Wisconsin Democrats in the state Assembly agreed to a deal in the pre-dawn hours Thursday to limit debate and reach a vote, perhaps by midday, on a bill taking away public workers' collective bargaining rights. Republican leadership in the Senate meanwhile dispatched police officers to the homes of some of the 14 Democratic lawmakers who have been on the run for a week to avoid voting on the proposal, to compel them to return.
The early morning action Thursday was designed to force a vote on Republican Gov. Scott Walker's bill that has made Wisconsin the focus of a multiple state effort to curb union rights. The Assembly deal announced shortly after 6 a.m. followed more than 42 hours of debate that began Tuesday morning.
"We will strongly make our points, but understand you are limiting the voice of the public as you do this," said Democratic state Rep. Mark Pocan of Madison. "You can't dictate democracy. You are limiting the people's voice with this agreement this morning."
The Senate convened at 7 a.m. for long enough to make a call of the house, which allows for the sergeant at arms staff to go to the homes of missing lawmakers with police.
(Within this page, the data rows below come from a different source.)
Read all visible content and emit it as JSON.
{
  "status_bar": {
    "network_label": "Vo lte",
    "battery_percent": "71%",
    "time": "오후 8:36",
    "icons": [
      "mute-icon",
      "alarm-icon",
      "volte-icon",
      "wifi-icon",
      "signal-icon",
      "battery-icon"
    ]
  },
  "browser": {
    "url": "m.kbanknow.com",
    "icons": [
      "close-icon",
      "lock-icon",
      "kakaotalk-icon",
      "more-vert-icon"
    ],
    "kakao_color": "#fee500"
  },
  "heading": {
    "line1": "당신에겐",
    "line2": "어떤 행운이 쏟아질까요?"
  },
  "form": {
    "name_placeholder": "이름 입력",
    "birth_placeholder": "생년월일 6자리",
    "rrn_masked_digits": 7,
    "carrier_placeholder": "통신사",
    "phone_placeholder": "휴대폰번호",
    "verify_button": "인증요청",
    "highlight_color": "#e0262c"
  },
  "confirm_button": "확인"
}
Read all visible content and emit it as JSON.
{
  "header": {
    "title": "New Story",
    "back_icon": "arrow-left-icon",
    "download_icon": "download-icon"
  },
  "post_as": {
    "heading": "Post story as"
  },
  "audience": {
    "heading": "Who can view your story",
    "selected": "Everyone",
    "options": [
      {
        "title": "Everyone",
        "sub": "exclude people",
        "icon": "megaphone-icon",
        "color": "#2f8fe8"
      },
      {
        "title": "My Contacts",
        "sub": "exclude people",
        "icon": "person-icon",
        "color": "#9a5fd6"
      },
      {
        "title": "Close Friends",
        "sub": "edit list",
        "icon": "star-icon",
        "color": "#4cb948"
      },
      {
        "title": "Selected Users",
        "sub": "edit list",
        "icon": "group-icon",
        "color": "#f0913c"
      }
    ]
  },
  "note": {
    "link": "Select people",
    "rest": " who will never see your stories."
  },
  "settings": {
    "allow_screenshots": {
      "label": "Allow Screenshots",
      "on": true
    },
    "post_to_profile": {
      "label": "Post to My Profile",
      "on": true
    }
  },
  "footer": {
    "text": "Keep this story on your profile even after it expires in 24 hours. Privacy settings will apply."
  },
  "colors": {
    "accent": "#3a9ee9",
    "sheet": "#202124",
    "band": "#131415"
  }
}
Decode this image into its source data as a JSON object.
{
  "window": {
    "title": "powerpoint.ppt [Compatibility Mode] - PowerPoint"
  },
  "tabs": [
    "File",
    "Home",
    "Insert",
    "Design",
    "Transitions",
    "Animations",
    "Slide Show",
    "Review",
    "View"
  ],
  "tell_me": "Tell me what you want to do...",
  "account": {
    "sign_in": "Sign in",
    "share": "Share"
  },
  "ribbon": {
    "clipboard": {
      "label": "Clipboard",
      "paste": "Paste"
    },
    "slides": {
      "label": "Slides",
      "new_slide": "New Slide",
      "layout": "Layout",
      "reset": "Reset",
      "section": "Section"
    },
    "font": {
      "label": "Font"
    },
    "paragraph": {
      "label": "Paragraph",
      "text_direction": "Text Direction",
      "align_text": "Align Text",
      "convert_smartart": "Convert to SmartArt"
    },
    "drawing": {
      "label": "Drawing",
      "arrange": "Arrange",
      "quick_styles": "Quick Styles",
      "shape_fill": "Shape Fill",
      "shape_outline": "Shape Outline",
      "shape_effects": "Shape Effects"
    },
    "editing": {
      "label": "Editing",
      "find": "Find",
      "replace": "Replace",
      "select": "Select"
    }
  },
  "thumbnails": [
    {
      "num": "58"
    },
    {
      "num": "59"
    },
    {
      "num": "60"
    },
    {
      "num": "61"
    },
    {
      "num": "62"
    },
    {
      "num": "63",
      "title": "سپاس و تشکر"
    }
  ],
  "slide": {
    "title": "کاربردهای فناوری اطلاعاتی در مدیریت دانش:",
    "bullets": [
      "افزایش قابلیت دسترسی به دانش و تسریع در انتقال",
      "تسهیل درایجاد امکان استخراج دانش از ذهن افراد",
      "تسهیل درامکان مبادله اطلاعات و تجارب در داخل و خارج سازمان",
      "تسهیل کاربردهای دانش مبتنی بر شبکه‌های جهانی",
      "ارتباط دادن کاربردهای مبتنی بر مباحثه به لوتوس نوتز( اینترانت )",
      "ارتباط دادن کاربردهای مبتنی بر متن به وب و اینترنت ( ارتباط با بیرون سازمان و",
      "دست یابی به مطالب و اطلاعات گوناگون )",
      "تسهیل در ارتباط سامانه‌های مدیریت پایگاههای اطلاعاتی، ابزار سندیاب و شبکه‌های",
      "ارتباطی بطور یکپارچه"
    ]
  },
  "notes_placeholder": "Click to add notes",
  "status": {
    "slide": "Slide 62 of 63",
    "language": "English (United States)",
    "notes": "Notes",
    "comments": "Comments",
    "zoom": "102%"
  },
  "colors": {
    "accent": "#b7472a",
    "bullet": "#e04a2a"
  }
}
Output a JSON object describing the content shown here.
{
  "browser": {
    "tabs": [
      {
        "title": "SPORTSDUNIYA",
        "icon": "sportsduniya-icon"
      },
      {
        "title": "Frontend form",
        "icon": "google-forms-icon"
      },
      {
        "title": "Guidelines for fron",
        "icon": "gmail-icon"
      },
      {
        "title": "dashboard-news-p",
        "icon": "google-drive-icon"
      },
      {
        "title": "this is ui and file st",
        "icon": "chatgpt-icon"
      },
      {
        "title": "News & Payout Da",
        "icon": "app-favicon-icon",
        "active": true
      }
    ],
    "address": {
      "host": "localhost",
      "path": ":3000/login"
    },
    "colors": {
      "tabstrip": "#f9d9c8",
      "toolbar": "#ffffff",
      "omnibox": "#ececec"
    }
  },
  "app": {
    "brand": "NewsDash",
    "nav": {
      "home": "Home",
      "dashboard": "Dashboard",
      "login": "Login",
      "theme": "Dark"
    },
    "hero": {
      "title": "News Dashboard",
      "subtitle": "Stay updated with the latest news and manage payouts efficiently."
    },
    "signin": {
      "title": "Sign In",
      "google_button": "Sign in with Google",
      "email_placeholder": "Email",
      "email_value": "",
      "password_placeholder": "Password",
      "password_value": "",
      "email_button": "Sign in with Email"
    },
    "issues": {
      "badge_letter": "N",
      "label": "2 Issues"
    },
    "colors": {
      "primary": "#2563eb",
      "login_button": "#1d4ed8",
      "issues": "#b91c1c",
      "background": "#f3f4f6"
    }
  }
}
The lawmakers can't be arrested, but Republican Senate Majority Leader Scott Fitzgerald said he hoped it would pressure them to return. He would not say how many Democrats were being targeted, but he said it was more than one.
"Every night we hear about some that are coming back home," Fitzgerald said.
Democratic Sen. Jon Erpenbach, who is in the Chicago area, said all 14 senators remain outside of Wisconsin and would not return until Walker is willing to compromise.
"It's not so much the Democrats holding things up, it's really a matter of Gov. Walker holding things up," Erpenbach said.
Tens of thousands of people have protested the bill for nine straight days, with hundreds spending the night in sleeping bags on the hard marble floor of the Capitol as the debate was broadcast on monitors in the rotunda. Many of them were still sleeping when the deal to only debate 38 more amendments, for no more than 10 minutes each, was announced. The timing of the agreement means the vote could come as soon as noon Thursday.
Democrats, who are in the minority, don't have the votes to stop the bill once the vote occurs.
Passage of the bill in the Assembly would be a major victory for Republicans and Walker, but the measure must still clear the Senate. Democrats there left town last week rather than vote on the bill, which has stymied any efforts there to take it up.
The battle over labor rights has been heating up across the country, as new Republican majorities tackle budget woes in several states. The GOP efforts have sparked huge protests from unions and their supporters and led Democrats in Wisconsin and Indiana to flee their states to block measures.
Republicans in Ohio offered a small concession on Wednesday, saying they would support allowing unionized state workers to collectively bargain on wages - but not for benefits, sick time, vacation or other conditions. Wisconsin Gov. Scott Walker's proposal also would allow most public workers to collectively bargain only for wages.
In Ohio, Republican Senate President Tom Niehaus denied protests have dented the GOP's resolve, saying lawmakers decided to make the change after listening to hours of testimony. He said he still believes the bill's core purpose - reining in spending by allowing governments more flexibility in dealing with their workers - is intact.
Senate Democratic Leader Capri Cafaro called the changes "window dressing." She said the entire bill should be scrapped.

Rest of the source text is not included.